The sense impulse wants to be determined, to receive its object; the form impulse wants to determine for itself, to produce its object; the play impulse will endeavour to receive as it would itself have produced, and to produce as the sense aspires to receive.49 (14th letter)

[Der sinnliche Trieb will bestimmt werden, er will sein Objekt empfangen; der Formtrieb will selbst bestimmen, er will sein Objekt hervorbringen; der Spieltrieb wird also bestrebt sein so zu empfangen, wie er selbst hervorgebracht hätte, und so hervorzubringen, wie der Sinn zu empfangen trachtet.] (italics in original)

The realization of the Spieltrieb is only possible in the realm of beauty (Bereich des Schönen). It is only in and through aesthetic experience that the Spieltrieb can be fully experienced and it is only in play (Spiel) that human potentials are fully realized:

… the Beautiful is not to be mere life, nor mere shape, but living shape – that is, beauty – as it dictates to mankind the twofold law of absolute formality and absolute reality. Consequently it also pronounces the saying: Man shall only play with Beauty, and he shall play only with Beauty. Thus – and to finally speak it out – the human being only plays when he is in the full sense of the word human and he is only wholly human when he plays.50 (15th letter) ( italics in original)

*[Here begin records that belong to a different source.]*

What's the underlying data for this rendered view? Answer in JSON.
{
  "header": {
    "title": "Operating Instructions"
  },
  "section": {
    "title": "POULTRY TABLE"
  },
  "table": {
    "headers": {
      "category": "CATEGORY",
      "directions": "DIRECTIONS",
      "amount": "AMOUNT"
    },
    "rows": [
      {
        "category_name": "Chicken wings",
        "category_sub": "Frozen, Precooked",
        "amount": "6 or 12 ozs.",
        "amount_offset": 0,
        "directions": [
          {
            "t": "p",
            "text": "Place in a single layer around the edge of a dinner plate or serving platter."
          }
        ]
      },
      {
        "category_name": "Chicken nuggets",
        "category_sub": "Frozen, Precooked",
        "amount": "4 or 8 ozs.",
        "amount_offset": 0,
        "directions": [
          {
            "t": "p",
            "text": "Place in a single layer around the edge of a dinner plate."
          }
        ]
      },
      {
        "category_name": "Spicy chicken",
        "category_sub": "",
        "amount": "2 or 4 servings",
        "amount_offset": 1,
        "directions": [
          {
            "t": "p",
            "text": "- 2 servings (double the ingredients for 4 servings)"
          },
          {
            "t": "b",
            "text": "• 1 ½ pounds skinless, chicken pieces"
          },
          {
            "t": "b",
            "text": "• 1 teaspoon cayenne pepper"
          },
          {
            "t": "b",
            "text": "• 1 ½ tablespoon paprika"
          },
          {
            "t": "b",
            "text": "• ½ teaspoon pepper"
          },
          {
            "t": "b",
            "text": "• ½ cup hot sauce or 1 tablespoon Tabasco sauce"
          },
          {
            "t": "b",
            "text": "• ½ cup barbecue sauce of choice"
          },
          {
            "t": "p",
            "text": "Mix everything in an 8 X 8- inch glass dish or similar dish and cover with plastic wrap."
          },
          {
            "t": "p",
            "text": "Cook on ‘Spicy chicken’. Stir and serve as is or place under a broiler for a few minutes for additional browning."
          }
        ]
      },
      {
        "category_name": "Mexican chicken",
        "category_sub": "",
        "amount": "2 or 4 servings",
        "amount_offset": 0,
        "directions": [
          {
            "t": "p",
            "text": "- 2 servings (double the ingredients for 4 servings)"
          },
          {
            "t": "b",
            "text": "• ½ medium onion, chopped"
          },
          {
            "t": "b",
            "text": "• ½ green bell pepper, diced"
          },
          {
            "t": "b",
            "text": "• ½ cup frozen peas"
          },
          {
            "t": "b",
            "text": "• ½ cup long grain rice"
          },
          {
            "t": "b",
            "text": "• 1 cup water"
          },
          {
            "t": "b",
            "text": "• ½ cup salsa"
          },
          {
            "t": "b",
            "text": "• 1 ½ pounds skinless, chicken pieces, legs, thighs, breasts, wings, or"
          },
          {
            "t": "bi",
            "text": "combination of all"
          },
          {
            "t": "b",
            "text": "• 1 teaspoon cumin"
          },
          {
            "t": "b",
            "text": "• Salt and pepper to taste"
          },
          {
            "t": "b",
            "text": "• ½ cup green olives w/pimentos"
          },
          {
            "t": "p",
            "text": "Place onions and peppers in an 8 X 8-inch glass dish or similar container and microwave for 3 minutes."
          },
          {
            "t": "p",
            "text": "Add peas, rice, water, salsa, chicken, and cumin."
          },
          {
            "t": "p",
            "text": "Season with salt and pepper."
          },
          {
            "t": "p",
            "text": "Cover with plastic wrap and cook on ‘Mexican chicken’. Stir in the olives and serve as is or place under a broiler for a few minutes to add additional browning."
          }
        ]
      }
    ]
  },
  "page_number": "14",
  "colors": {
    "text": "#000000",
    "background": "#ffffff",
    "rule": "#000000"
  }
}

[…das Schöne soll nicht bloßes Leben und nicht bloße Gestalt, sondern lebende Gestalt, das ist, Schönheit sein; indem sie ja dem Menschen das doppelte Gesetz der absoluten Formalität und der absoluten Realität diktiert. Mithin tut sie auch den Ausspruch: der Mensch soll mit der Schönheit nur spielen, und er soll nur mit der Schönheit spielen. Denn, um es endlich auf einmal herauszusagen, der Mensch spielt nur, wo er in voller Bedeutung des Worts Mensch ist, und er ist nur da ganz Mensch, wo er spielt.] (italics in original)

Schiller’s view of aesthetic education can only be fully understood in the context of the central role which he considered aesthetics to have in all human development. In his work it becomes evident that the role of art and beauty (Schönheit) in the further development of the Spieltrieb are seen as being decisive in all areas of education and life, resulting ideally in a harmony and unity – a Lebenskunst with implications in all areas of social life:

Through Beauty the sensuous man is led to form and to thought; through Beauty the spiritual man is brought back to matter and restored to the world of sense.51 (18th letter)

[Durch die Schönheit wird der sinnliche Mensch zur Form und zum Denken geleitet; durch die Schönheit wird der geistige Mensch zur Materie zurückgeführt und der Sinnenwelt wiedergegeben.]

In this educational/aesthetic context, individual freedom coupled with an inner sense of responsibility only becomes possible through cultivating and developing one’s senses, sentient life and artistic imagination through aesthetic experience.

There is no other way to make the sensuous man sensible other than to first make him aesthetic.52 (23rd letter)

[Es gibt keinen anderen Weg, den sinnlichen Menschen vernünftig zu machen, als daß man denselben zuvor ästhetisch macht]

Schiller’s concept of aesthetic education in which artistic processes and activity are viewed as decisive elements in all human development evidences clear parallels to the thinking of other philosophers of that period, most notably Herder and Schleiermacher. At the same time, his Ästhetische Briefe can be seen as representing a significant step in the development of this connection between art and education, which was later to have a direct and formative influence on the thinking of later educational reformers.